Corrosion Behavior of High Alloy Austenitic Stainless Steel in Simulated High Temperature Geothermal Environment

Karlsdóttir, Sigrún Nanna (University of Iceland) | Jonsson, Tindur (University of Iceland) | Stefánsson, Andri (University of Iceland)

OnePetro 

ABSTRACTIn recent years there has been an increased interest in drilling deeper geothermal wells to obtain more energy output per well with the corresponding higher temperature and pressure and increased corrosiveness of the geothermal environment. To explore the potential of the high alloy austenitic stainless steel UNS S31254 in future deep geothermal wells corrosion testing was done in simulated geothermal environment at 180°C and 350°C with a pressure of 10 bar. The simulated environment was composed of steam with H2S, HCl and CO2 gases, with a pH of 3 upon condensation. The testing was done in a flow through reactor for 1 and 3 week exposures. The stainless steel UNS S31254 performed well at 180°C with negligible corrosion rates both for the 1 and 3 week tests and no localized corrosion damage detected. After the testing at 350°C localized corrosion and substantial amount of NaCl crystals were observed on the surface of the samples. Microstructural and chemical composition analysis revealed large cracks in the cross-section of the sample most likely due to chloride induced stress corrosion cracking. The measured corrosion rate for the 1 and 3 week test was 0.024 mm/year and 0.24 mm/year respectively.INTRODUCTIONMaterials used in high temperature geothermal steam can be subjected to corrosion due to the chemical composition of the geothermal fluid.

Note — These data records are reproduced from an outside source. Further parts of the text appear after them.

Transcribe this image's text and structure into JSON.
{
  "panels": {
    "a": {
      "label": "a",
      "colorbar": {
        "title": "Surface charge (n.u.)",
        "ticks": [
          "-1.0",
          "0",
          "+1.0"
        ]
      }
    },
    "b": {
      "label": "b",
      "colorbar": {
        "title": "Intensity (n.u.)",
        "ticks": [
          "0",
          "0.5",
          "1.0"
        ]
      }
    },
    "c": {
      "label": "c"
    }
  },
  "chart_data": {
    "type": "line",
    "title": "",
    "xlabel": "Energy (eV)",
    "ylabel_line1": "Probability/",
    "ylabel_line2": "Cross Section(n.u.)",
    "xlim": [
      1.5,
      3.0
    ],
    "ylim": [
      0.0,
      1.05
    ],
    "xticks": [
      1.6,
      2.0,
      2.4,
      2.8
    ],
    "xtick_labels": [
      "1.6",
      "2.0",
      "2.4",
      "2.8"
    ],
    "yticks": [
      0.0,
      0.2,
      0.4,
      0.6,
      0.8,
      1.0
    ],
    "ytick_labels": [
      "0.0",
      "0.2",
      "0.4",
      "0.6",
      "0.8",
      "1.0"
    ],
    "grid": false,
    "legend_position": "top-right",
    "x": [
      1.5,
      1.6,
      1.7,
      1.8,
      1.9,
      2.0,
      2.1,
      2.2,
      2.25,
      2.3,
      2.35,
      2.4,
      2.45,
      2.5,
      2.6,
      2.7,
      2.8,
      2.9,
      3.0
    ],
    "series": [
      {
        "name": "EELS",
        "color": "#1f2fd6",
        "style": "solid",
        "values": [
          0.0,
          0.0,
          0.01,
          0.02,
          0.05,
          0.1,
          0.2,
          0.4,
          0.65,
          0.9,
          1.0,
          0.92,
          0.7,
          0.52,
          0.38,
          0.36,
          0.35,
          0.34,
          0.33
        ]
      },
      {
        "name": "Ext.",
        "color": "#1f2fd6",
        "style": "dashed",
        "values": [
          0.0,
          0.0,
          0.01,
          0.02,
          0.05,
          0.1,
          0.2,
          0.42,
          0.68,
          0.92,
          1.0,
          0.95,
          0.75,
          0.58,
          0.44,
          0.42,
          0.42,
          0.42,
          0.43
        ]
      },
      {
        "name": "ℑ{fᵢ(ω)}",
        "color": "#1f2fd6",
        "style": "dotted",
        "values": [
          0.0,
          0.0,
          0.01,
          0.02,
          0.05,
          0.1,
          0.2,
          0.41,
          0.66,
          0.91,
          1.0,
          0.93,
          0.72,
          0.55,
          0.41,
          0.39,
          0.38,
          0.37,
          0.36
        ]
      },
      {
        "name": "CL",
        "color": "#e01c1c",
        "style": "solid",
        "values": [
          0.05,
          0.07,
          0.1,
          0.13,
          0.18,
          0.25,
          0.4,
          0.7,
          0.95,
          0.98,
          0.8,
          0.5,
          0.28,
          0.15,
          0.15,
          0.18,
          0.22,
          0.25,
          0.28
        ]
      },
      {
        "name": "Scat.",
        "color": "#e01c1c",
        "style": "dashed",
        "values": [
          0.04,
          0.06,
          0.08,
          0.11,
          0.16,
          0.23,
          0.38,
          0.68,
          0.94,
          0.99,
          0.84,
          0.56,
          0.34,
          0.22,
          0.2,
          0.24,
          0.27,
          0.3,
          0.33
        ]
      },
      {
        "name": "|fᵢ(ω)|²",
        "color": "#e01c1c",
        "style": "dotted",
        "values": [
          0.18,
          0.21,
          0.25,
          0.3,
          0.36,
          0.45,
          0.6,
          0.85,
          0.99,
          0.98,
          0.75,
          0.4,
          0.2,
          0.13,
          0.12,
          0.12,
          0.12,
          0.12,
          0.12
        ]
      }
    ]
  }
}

Geothermal fluids contain corrosive substances such as the dissolved gases hydrogen sulfide (H2S) and carbon dioxide (CO2), and chloride ions (Cl-)1-5. The source of chloride ions (Cl-) can be from volatile chloride transported as hydrochloric acid (HCl) in the gas phase from the volcanic system or from salt brine in geothermal areas close to the sea. If localized enrichment of hydrochloric (HCl) acid occurs e.g. due to condensation and/or re-boiling it will cause severe corrosion of materials in the systems6-7. H2S in wet environment, such as in geothermal environment, can also cause severe corrosion damage in materials exposed to the environment, including hydrogen induced cracking (HIC), stress corrosion cracking (SCC) and sulfide stress cracking (SSC)8-14.